Neste contexto, foi entendimento da SAD do Restelo que a melhor forma de defender os interesses do clube seria - sem impor qualquer decisão ao treinador e de forma a não beliscar as competências próprias de Marco Paulo -, num palco que suscita maior atenção que o habitual, mostrar outros jogadores.

Na atual situção do Belenenses, em que a SAD reduziu o passivo de dez para seis milhões de euros (embora neste encolhimento haja cerca de dois milhões dos investidores), a verba que pode entrar de uma transferência de Tiago Silva permitirá uma redução de 20 por cento do passivo, tendo, por consequência, impacto significativo na vida financeira dos azuis.

Na fonte contactada por A BOLA, «não há nem nunca houve qualquer limitação imposta pelo Benfica à utilização do Miguel Rosa ou de outro jogador qualquer por parte do Belenenses»."
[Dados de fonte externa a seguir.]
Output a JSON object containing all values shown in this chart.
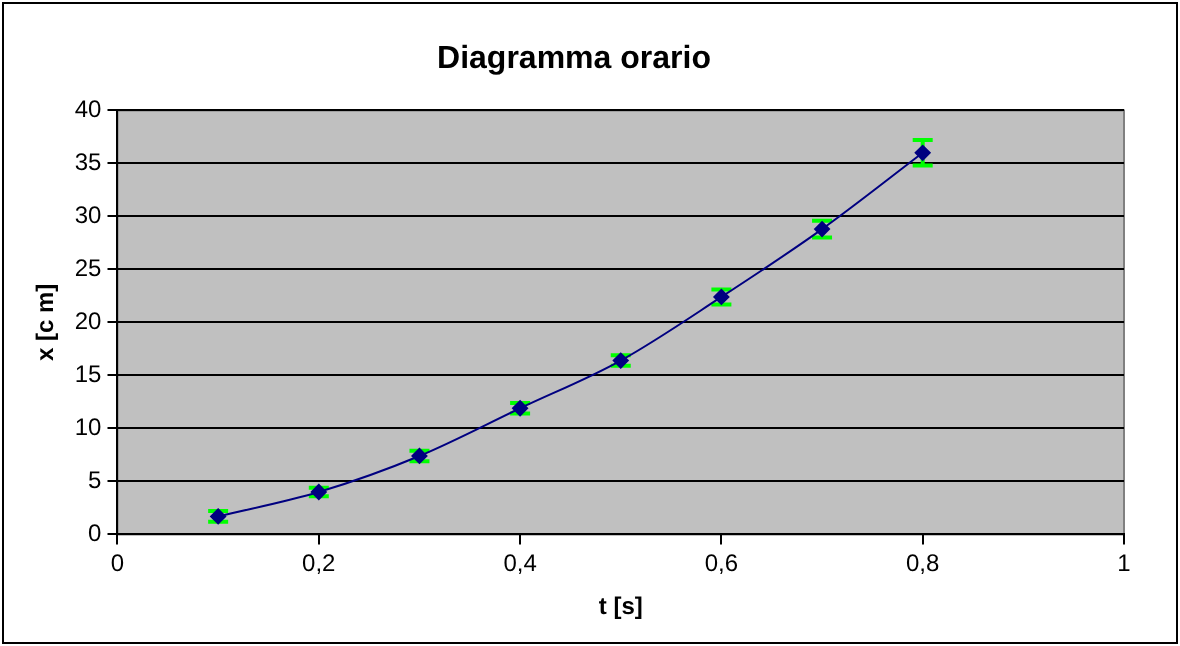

por RICARDO QUARESMA, jornal A BOLA, terça feira, 4 de Março de 2014


Até o Tarantino achou piada.




Portanto, numa jornada em que o Belenenses se encontra no penúltimo lugar, o artista da A BOLA quer nos fazer crer que o clube do Restelo resolveu prescindir de um dos seus melhores jogadores, num dos jogos mais difíceis da época, de modo a apostar num outro jogador que poderá vir a render algum dinheiro numa hipotética venda futura, mesmo que esse mesmo jogador só tenha entrado em jogo aos 64 minutos e, portanto, apenas tenha jogado uns míseros 26 minutos! Brilhante.

Epah, dêem o Oscar de melhor argumento original a este "jornalista" da A BOLA, pah! Já ganhou!